Like many other apartment buildings, my front gate features a confusing and unintuitive dial access system.
The dial pad itself isn't so bad. You dial the apartment number then the
octothorp sign. The gate rings up some telephone number, and if you are very lucky someone answers and lets you in. Pretty straight-forward.
No, the confusing part is the directory.
The directory has two columns. The left side lists apartment numbers for the first through third floors, and the right lists apartments fourth through sixth. Next to each apartment number is a space for the name of the occupant. And since no one felt like maintaining the ever changing directory, it remains entirely blank.
It looks something like this.
100
400
101
401
102
402
103
403
104
404
105
405
106
406
107
407
108
408
109
409
200
500
201
501
202
502
203
503
204
504
205
505
206
506
207
507
208
508
209
509
300
600
301
601
302
602
303
603
304
604
305
605
306
606
307
607
308
608
309
609
Most of the time my visitors dial my apartment without incident. Every once in awhile though, a guest will instead call me on my cell phone and say that they tried the gate and it didn't work. And since in these cases I had not received a call from the gate, I could only assume that gremlins in the phone lines were to blame.
That is until one day when I had the presence of mind to ask a perplexed guest what code they had dialed. Then it all became clear.

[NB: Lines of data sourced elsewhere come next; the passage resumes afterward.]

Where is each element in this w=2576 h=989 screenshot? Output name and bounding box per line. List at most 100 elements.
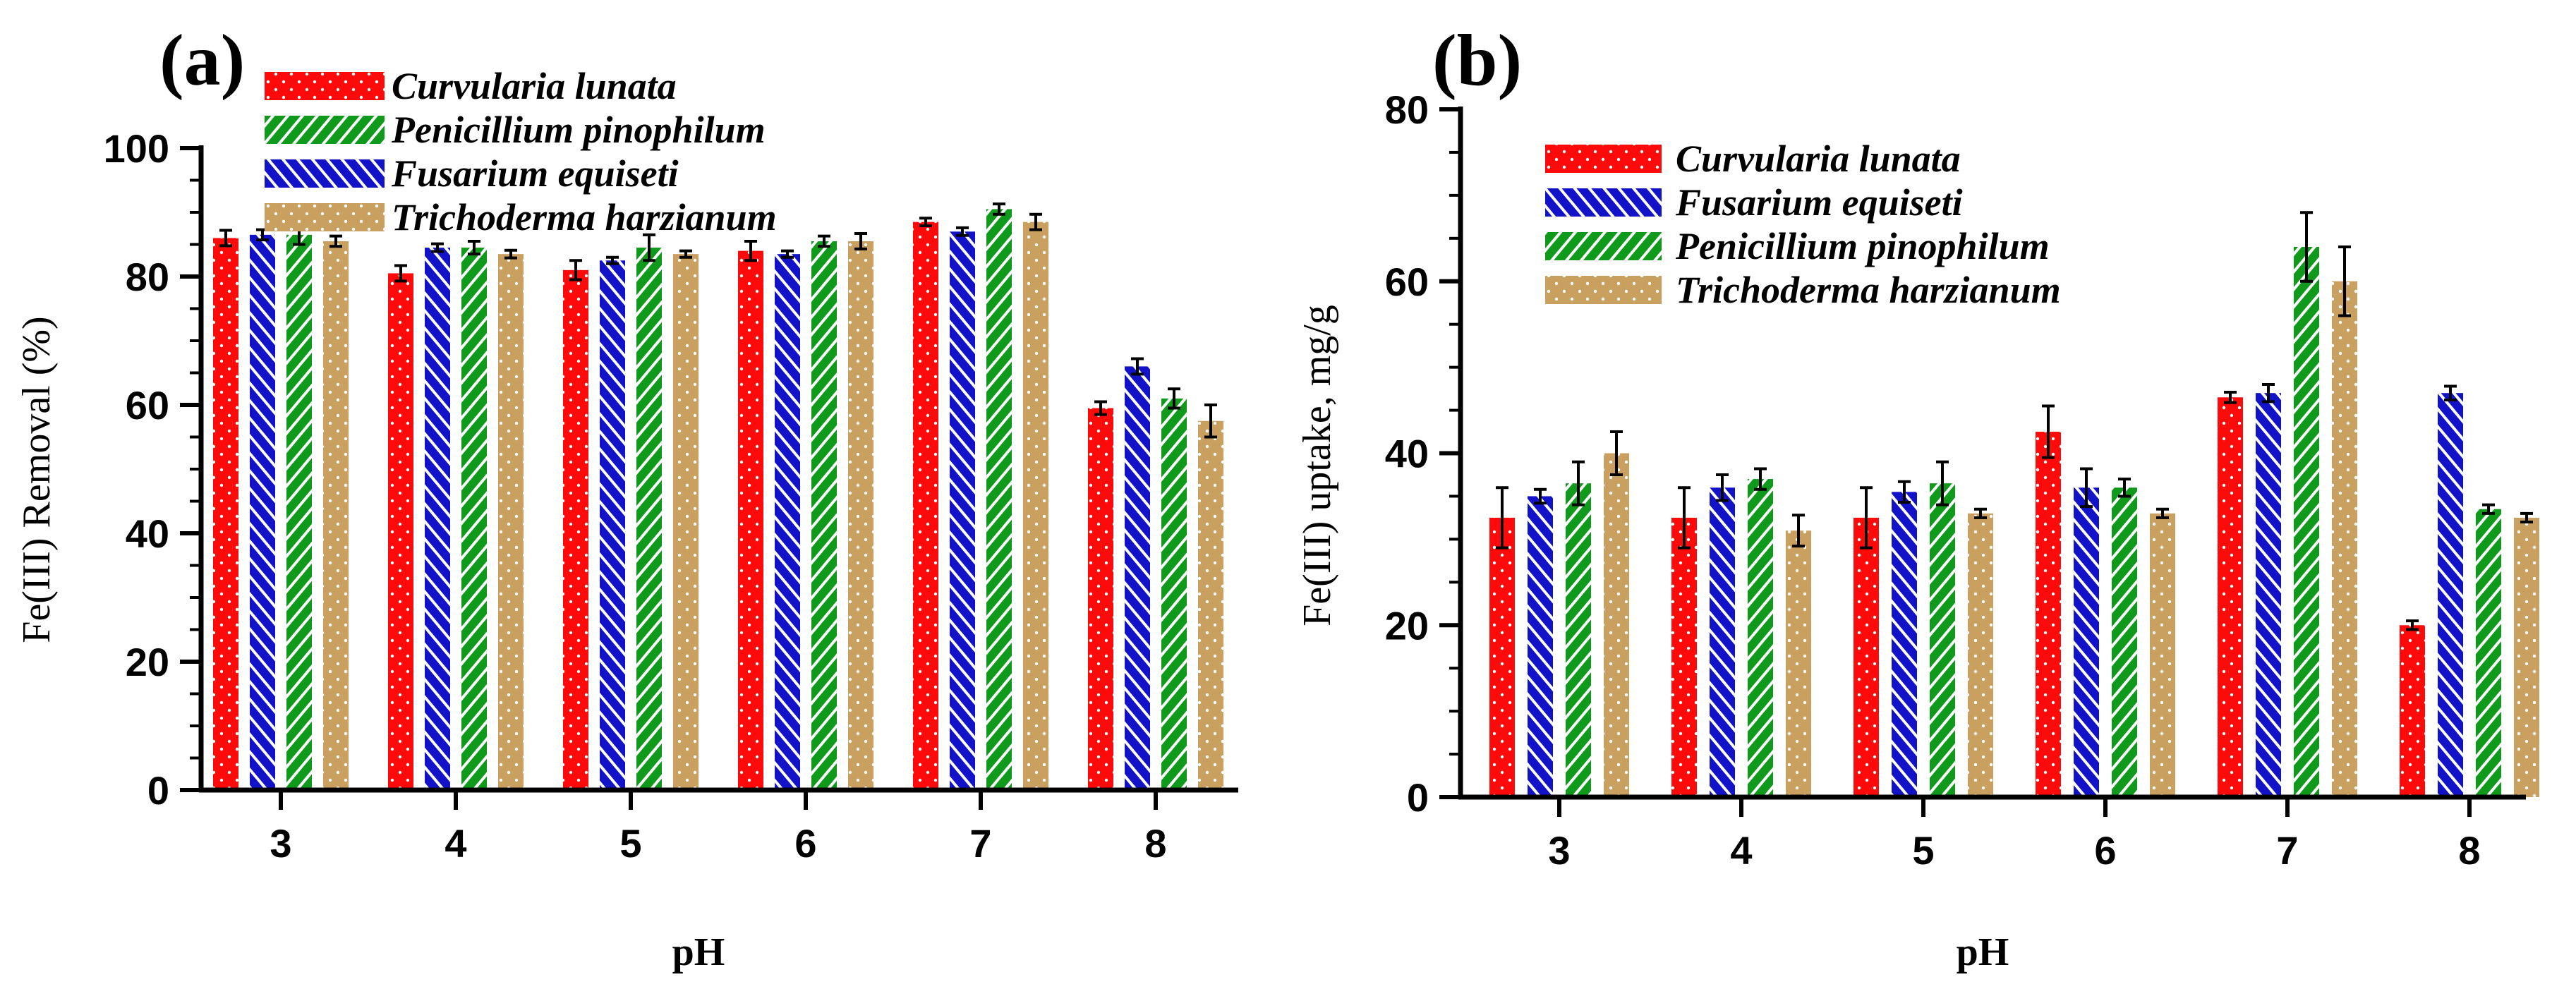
legend-swatch-penicillium	[265, 116, 385, 144]
bar-curvularia	[213, 238, 238, 790]
y-tick-label: 60	[126, 383, 169, 427]
y-tick-label: 0	[1407, 775, 1429, 820]
error-bar	[679, 249, 692, 259]
bar-fusarium	[250, 234, 275, 791]
bar-fusarium	[2438, 393, 2463, 797]
x-tick-label: 8	[1144, 821, 1166, 866]
panel-b-bars	[1489, 247, 2539, 797]
legend-label-penicillium: Penicillium pinophilum	[391, 109, 766, 151]
bar-curvularia	[913, 222, 938, 790]
bar-fusarium	[600, 260, 625, 790]
panel-a-y-axis-title: Fe(III) Removal (%)	[15, 316, 59, 643]
x-tick-label: 8	[2458, 828, 2480, 873]
bar-curvularia	[1088, 408, 1113, 790]
bar-penicillium	[1161, 398, 1187, 790]
error-bar	[1204, 404, 1217, 439]
legend-label-penicillium: Penicillium pinophilum	[1675, 225, 2050, 267]
panel-b-y-axis-title: Fe(III) uptake, mg/g	[1295, 305, 1339, 626]
bar-trichoderma	[323, 241, 349, 790]
error-bar	[1131, 357, 1144, 376]
error-bar	[1792, 514, 1805, 548]
error-bar	[606, 255, 619, 265]
x-tick-label: 5	[1912, 828, 1934, 873]
bar-curvularia	[388, 273, 413, 790]
bar-trichoderma	[1023, 222, 1048, 790]
error-bar	[1754, 467, 1767, 491]
bar-curvularia	[2218, 397, 2243, 797]
error-bar	[1029, 212, 1042, 231]
legend-swatch-penicillium	[1545, 232, 1662, 260]
y-tick-label: 80	[126, 255, 169, 299]
bar-penicillium	[461, 248, 487, 790]
bar-trichoderma	[673, 254, 699, 790]
panel-a-bars	[213, 209, 1223, 791]
bar-fusarium	[950, 231, 975, 790]
error-bar	[2338, 245, 2351, 317]
error-bar	[2118, 478, 2131, 498]
error-bar	[818, 234, 830, 248]
bar-curvularia	[1671, 517, 1697, 797]
error-bar	[504, 248, 517, 260]
x-tick-label: 7	[969, 821, 991, 866]
error-bar	[1716, 473, 1729, 502]
bar-curvularia	[1854, 517, 1879, 797]
y-tick-label: 60	[1385, 260, 1429, 304]
bar-curvularia	[738, 250, 763, 791]
y-tick-label: 40	[1385, 432, 1429, 476]
error-bar	[1610, 430, 1623, 476]
bar-trichoderma	[1786, 530, 1811, 797]
x-tick-label: 6	[2094, 828, 2116, 873]
bar-penicillium	[1930, 483, 1955, 797]
legend-label-trichoderma: Trichoderma harzianum	[392, 196, 777, 238]
bar-penicillium	[2476, 509, 2501, 797]
error-bar	[854, 232, 867, 250]
panel-a-y-ticks: 0 20 40 60 80 100	[104, 126, 201, 813]
error-bar	[2224, 390, 2237, 404]
legend-label-fusarium: Fusarium equiseti	[391, 152, 679, 195]
panel-a-label: (a)	[159, 20, 245, 101]
panel-a-error-bars	[219, 202, 1217, 439]
x-tick-label: 6	[794, 821, 816, 866]
y-tick-label: 40	[126, 511, 169, 556]
bar-fusarium	[1892, 492, 1917, 797]
bar-curvularia	[1489, 517, 1515, 797]
legend-label-trichoderma: Trichoderma harzianum	[1676, 269, 2061, 311]
panel-b-label: (b)	[1432, 20, 1522, 101]
legend-swatch-fusarium	[1545, 188, 1662, 217]
error-bar	[219, 229, 232, 248]
bar-trichoderma	[1198, 420, 1223, 790]
bar-penicillium	[1566, 483, 1591, 797]
panel-b-x-axis-title: pH	[1957, 930, 2009, 974]
bar-trichoderma	[2332, 281, 2357, 797]
error-bar	[1678, 486, 1691, 550]
panel-b: 0 20 40 60 80 3 4 5 6 7 8 Fe(III) uptake, mg/g pH…	[1295, 20, 2539, 974]
error-bar	[1936, 460, 1949, 506]
error-bar	[2444, 384, 2457, 401]
bar-trichoderma	[498, 254, 524, 790]
legend-label-fusarium: Fusarium equiseti	[1675, 181, 1963, 224]
error-bar	[394, 264, 407, 283]
bar-fusarium	[425, 248, 450, 790]
error-bar	[468, 239, 480, 256]
x-tick-label: 4	[445, 821, 466, 866]
error-bar	[956, 226, 969, 237]
error-bar	[993, 202, 1005, 216]
bar-fusarium	[2256, 393, 2281, 797]
bar-curvularia	[2400, 625, 2425, 797]
x-tick-label: 3	[1548, 828, 1570, 873]
bar-curvularia	[2036, 432, 2061, 797]
error-bar	[1860, 486, 1873, 550]
bar-penicillium	[811, 241, 837, 790]
bar-penicillium	[986, 209, 1012, 790]
error-bar	[569, 259, 582, 281]
error-bar	[2520, 511, 2533, 523]
panel-a-x-axis-title: pH	[672, 930, 725, 974]
panel-b-y-ticks: 0 20 40 60 80	[1385, 87, 1461, 820]
error-bar	[2482, 503, 2495, 515]
bar-trichoderma	[848, 241, 873, 790]
error-bar	[1168, 387, 1180, 410]
error-bar	[1094, 400, 1107, 416]
panel-b-x-ticks: 3 4 5 6 7 8	[1548, 797, 2481, 873]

You see, upon arriving these attentive guests would, rather than punching numbers at random, take the time to look me up in the directory. Finding my apartment number--say it's 203--they would then look to the adjacent number in the same row row, and dial it.
5-0-3-#
The apparently empty apartment would ring indefinitely, until the visitor gave up and fell back to a more reliable technology.
Now that the mystery is solved, I'm tempted to post a sign. But what would it say? A sign announcing that this directory is blank might cause more confusion than it resolves. Besides, everyone knows nobody really reads directions.